Um adventício, especialmente se for criado nas lonjuras sulistas, quando lhe bate a luz excessiva na cara cai na tentação de lembrar o óbvio, de que o caminho escolhido para a criação do mundo foi o verbo, o romance do “Gênesis”. Deus, prudente, preferiu aliar o testemunho por escrito aos seus gigantescos atos. Não fosse assim, quem garantiria crédito ao seu desmesurado esforço? E, melhor: não fosse pela palavra, quem poderia garantir que a encomenda fosse entregue no endereço certo? Pois não bastava inventar, era preciso inventar escrevendo. E assim foi feito o primeiro livro, do qual todos os outros são apenas imagem e semelhança.

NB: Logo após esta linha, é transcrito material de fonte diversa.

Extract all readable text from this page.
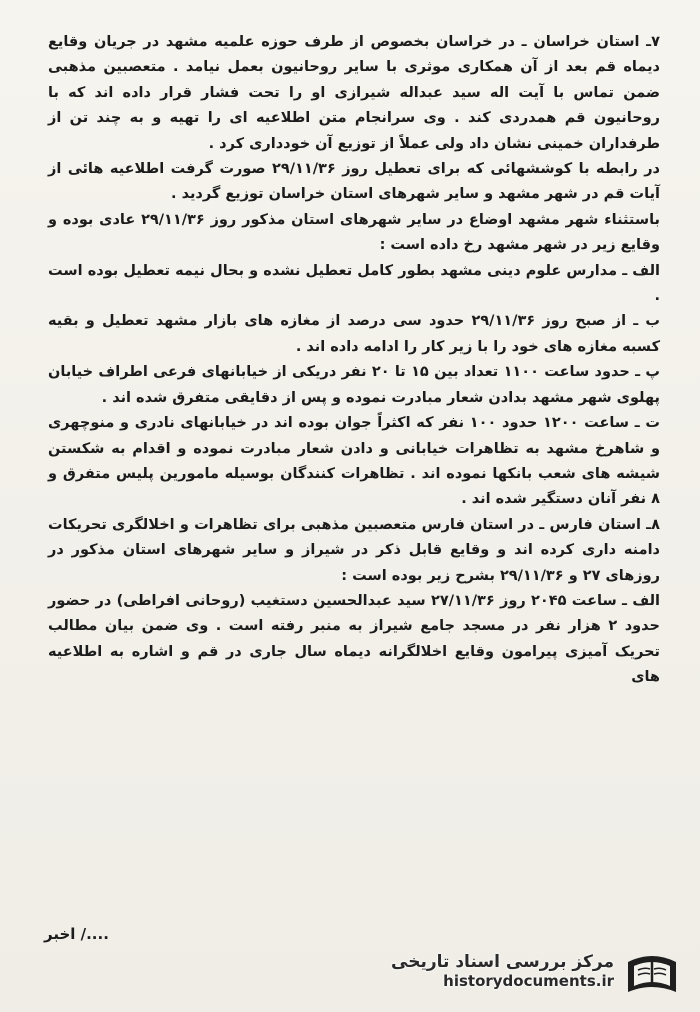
۷ـ استان خراسان ـ در خراسان بخصوص از طرف حوزه علمیه مشهد در جریان وقایع دیماه قم بعد از آن همکاری موثری با سایر روحانیون بعمل نیامد . متعصبین مذهبی ضمن تماس با آیت اله سید عبداله شیرازی او را تحت فشار قرار داده اند که با روحانیون قم همدردی کند . وی سرانجام متن اطلاعیه ای را تهیه و به چند تن از طرفداران خمینی نشان داد ولی عملاً از توزیع آن خودداری کرد .

در رابطه با کوششهائی که برای تعطیل روز ۲۹/۱۱/۳۶ صورت گرفت اطلاعیه هائی از آیات قم در شهر مشهد و سایر شهرهای استان خراسان توزیع گردید .

باستثناء شهر مشهد اوضاع در سایر شهرهای استان مذکور روز ۲۹/۱۱/۳۶ عادی بوده و وقایع زیر در شهر مشهد رخ داده است :

الف ـ مدارس علوم دینی مشهد بطور کامل تعطیل نشده و بحال نیمه تعطیل بوده است .

ب ـ از صبح روز ۲۹/۱۱/۳۶ حدود سی درصد از مغازه های بازار مشهد تعطیل و بقیه کسبه مغازه های خود را با زیر کار را ادامه داده اند .

پ ـ حدود ساعت ۱۱۰۰ تعداد بین ۱۵ تا ۲۰ نفر دریکی از خیابانهای فرعی اطراف خیابان پهلوی شهر مشهد بدادن شعار مبادرت نموده و پس از دقایقی متفرق شده اند .

ت ـ ساعت ۱۲۰۰ حدود ۱۰۰ نفر که اکثراً جوان بوده اند در خیابانهای نادری و منوچهری و شاهرخ مشهد به تظاهرات خیابانی و دادن شعار مبادرت نموده و اقدام به شکستن شیشه های شعب بانکها نموده اند . تظاهرات کنندگان بوسیله مامورین پلیس متفرق و ۸ نفر آنان دستگیر شده اند .

۸ـ استان فارس ـ در استان فارس متعصبین مذهبی برای تظاهرات و اخلالگری تحریکات دامنه داری کرده اند و وقایع قابل ذکر در شیراز و سایر شهرهای استان مذکور در روزهای ۲۷ و ۲۹/۱۱/۳۶ بشرح زیر بوده است :

الف ـ ساعت ۲۰۴۵ روز ۲۷/۱۱/۳۶ سید عبدالحسین دستغیب (روحانی افراطی) در حضور حدود ۲ هزار نفر در مسجد جامع شیراز به منبر رفته است . وی ضمن بیان مطالب تحریک آمیزی پیرامون وقایع اخلالگرانه دیماه سال جاری در قم و اشاره به اطلاعیه های

اخبر /....
مرکز بررسی اسناد تاریخی
historydocuments.ir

O viajante traz na bagagem os arquivos a que está acostumado e quando depara com a Paraíba, por exemplo, é capaz de desistir da empreitada, pois tudo o que vê não poderá amarrá-lo a semelhante paisagem, já que nada ali tem seu feitio, a não ser o idioma, termo mais apropriado do que língua, que serve para diversas licenciosidades. É agarrado ao idioma que o viajante entra na Paraíba, guiado por Moacir Japiassu, que tem, com qualquer viajante, uma identificação plena. Pois ele também, um confesso paraibano auto-exilado, serviu-se da vivência estrangeira para depurar sua criação e entrou de volta não com a curiosidade dos turistas, nem com a condescendência dos que se iludem com os grandes centros, mas com a gana do combatente que volta para algum tipo de desforra.
É bom que se diga: não se trata de vingança, pois nenhum espírito mau sobrevive ao fogo do amor pelo lugar que nos viu nascer e crescer. Mas porque o escritor está empenhado em uma missão intransferível: a de resgatar o que perdeu, tornando essa herança tão viva para os outros como foi para ele um dia; e tão maior do que qualquer mundo presente.

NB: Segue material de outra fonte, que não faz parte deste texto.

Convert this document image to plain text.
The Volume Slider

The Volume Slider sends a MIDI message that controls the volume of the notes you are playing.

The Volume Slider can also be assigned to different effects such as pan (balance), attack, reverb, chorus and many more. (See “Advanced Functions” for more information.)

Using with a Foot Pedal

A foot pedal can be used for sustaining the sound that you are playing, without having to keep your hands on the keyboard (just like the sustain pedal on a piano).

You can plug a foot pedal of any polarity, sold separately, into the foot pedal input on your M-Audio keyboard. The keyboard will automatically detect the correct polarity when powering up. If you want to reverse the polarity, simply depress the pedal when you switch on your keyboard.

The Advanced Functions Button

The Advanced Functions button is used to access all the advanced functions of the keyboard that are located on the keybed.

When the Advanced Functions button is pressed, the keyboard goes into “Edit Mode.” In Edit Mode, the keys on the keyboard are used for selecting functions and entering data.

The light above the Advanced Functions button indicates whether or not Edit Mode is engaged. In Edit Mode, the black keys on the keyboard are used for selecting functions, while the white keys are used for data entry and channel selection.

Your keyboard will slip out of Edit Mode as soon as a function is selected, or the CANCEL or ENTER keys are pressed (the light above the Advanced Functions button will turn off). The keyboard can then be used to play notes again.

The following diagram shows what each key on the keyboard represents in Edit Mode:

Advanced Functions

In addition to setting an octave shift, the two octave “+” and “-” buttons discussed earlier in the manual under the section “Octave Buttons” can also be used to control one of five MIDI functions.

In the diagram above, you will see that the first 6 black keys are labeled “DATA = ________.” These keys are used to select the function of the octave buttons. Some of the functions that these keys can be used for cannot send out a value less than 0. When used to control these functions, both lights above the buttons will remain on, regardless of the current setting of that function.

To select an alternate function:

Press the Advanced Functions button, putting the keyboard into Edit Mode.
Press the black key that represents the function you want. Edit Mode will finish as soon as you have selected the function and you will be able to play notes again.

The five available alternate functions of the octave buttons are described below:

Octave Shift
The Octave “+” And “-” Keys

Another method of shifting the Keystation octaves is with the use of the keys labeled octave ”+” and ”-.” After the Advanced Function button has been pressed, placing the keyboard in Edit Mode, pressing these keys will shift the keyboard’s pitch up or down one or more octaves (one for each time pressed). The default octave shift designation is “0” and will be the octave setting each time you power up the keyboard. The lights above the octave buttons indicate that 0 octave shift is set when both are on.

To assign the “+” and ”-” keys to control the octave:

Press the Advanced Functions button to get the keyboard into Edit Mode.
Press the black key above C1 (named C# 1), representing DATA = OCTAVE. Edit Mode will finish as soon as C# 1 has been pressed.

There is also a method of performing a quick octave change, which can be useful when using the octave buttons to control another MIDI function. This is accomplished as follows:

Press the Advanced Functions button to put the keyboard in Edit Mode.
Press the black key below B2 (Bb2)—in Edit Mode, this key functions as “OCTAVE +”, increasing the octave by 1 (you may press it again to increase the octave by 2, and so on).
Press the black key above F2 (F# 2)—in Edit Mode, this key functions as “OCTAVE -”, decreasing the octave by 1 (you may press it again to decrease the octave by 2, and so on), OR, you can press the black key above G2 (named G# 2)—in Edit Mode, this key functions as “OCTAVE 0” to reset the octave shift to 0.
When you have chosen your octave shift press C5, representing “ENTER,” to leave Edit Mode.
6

Todos que estão ao redor de um possuído incorporam as razões da advertência e confidenciam a quantidade de perigos que sugere esse estado. Mas quem é possuído não pela desrazão, mas pela criação obstinada, sabe que não pode voltar atrás. Ele precisa, como Japiassu fez, colocar em ação o moto contínuo de sua febre, composto de uma biblioteca afundada no ermo; um assobiador que é misto de virtuose, intelectual e torturador; um senhor de engenho do mando e do cutelo, dono de escravaria jagunça; outro senhor de engenho solteirão e cheio de remorso; uma sogra carola e terrível; uma esposa apática; uma professorinha na flor do viço e tentada pela esperteza; mais um padre que faz cruzada contra a jogatina. O sezão de Japiassu não se contenta, porém, em dispor esses personagens entre o canavial e a choupana, entre a igreja e a varanda, entre povoados que, no escuro, como ele diz, aglomeram as casas com medo da escuridão. Seu delírio o leva para mais longe.
Ele precisa descobrir, portanto inventar, o engenho de duas guerras acavaladas e isso só pode ser feito se for um leitor compulsivo de tudo o que as armas fizeram nesta nação, onde todos pensam que sabem, mas poucos sabem o que pensam. A revolta de Princesa, no interior da Paraíba, a cavaleiro da revolução de 30, movimento nacional visto aqui pelo prisma revelador do Nordeste, são os espaços históricos da sua incursão à memória mítica do País, ao que nossos pais nos contavam e nenhum livro oficial de história dava crédito. Como as guerras, no Brasil, convivem com as versões que as negam, cabe à literatura desencavar o rebento retido nessa gravidez tardia, que envenena o corpo do Brasil disforme, prenhe de gaiatices sobre revoluções.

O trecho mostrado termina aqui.